7. La Grande-Bretagne, la Palestine et les Juifs: le peuple juif célèbre sa charte nationale (Great Britain, Palestine and the Jews: the Jewish people celebrates its national charter). [London]: Organisation Sioniste, Bureau de Londres, 1918. From the library of Albert Montefiore Hyamson.


The Balfour declaration of 1917 was pivotal in Zionism’s development and the later establishment of the state of Israel. This pamphlet, printed in French, shows how Jewish communities all over the world linked Great Britain (and the Jewish community there) with the future of Zionism.

8. Great Britain. Air Ministry.
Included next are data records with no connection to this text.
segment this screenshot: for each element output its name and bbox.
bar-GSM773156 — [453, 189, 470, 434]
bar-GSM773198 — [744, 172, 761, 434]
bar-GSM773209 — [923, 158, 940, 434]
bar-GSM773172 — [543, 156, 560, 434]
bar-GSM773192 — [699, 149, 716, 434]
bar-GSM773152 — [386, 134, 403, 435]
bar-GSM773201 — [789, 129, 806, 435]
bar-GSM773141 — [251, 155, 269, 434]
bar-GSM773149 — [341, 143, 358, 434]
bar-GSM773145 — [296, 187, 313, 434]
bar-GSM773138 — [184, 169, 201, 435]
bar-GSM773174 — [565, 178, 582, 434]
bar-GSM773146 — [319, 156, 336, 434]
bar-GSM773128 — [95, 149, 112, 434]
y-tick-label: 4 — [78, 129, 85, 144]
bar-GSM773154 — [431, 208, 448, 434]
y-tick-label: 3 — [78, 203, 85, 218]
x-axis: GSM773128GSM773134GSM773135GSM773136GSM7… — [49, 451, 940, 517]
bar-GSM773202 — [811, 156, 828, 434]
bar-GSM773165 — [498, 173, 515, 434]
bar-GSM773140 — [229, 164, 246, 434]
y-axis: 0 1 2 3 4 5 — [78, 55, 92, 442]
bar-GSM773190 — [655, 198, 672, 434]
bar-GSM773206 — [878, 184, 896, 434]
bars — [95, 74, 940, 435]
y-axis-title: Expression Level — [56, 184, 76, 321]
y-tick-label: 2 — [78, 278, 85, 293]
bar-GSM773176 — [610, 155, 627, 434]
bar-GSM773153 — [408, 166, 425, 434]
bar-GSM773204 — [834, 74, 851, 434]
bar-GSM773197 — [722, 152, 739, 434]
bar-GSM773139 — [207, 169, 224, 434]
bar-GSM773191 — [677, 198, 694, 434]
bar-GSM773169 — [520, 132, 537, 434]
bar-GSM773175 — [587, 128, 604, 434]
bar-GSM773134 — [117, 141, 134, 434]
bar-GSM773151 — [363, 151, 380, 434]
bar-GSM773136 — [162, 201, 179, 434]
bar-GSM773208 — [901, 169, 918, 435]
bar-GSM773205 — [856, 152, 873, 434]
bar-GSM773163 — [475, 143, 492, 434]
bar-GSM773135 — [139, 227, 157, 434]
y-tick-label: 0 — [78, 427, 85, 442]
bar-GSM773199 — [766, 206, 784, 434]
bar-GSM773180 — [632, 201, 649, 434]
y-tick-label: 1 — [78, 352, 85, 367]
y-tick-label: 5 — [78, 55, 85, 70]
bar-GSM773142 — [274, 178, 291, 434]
Dos girangl fun Briṭanye: a din ṿe-ḥeshbn fun der lufṭ‑minisṭerye ṿegn di groyse ṭeg fun 8ṭn oygusṭ bizn 31ṭn oḳṭober 1940 (The Battle of Britain: an account from the Air Ministry about the greats days from the 8th of August to the 31st of October). Souvenir copy commemorating the Battle of Britain, in aid of the R.A.F. Benevolent Fund. [London: Galil Pub. Co., 1942?]



Yiddish was once a much more widely spoken language in Britain than it is today: there were newspapers, literary journals, weekly publications, theatres and artistic clubs and groups. This information pamphlet in Yiddish printed by the Government was designed to inform British Yiddish speakers (and perhaps those abroad) about one of the most crucial aerial battles of all time.

One Response to “Snapshots of Modern Jewish History”

  • 1
    David Birnbaum wrote on 25 November 2019:

    My father Prof. Solomon (Shloyme) A. Birnbaum of London University translated “The Battle of Britain” Dus girangl fun britanye from English into Yiddish for the British Ministry of Information. I have always understood that it was also to be delivered to the Jews in occupied Europe by some means, to give them some sort of hope. He also translated a much bigger work “Bomber Command” into Yiddish, but for some reason it was never published. It was difficult, because there were many technical terms not normally found in Yiddish. If you compare the title on the cover with the title inside, you will see that the spelling (orthography) is different. The one inside is his spelling. He was quite upset that they changed his spelling system on the cover without even consulting him. He was an expert in Yiddish, and wrote the first properly organised grammar of Yiddish in 1915, (published in German in 1918), which was re-published (with additions) for many years – in fact a new reprinting of the original 1918 edition has just been published! He also wrote a Yiddish grammar in English “Yiddish: A Survey and a Grammar”, 1979, second edition 2016. He was also a pioneer (and lecturer) in Hebrew Palaeography.
    His father was Nathan Birnbaum, who organised the first Conference on the Yiddish Language in Czernowitz in 1908 ( SAB was also there, at age 16.)
    David Birnbaum, Director of Nathan & Solomon Birnbaum Archives, Toronto. (Nov, 2019.)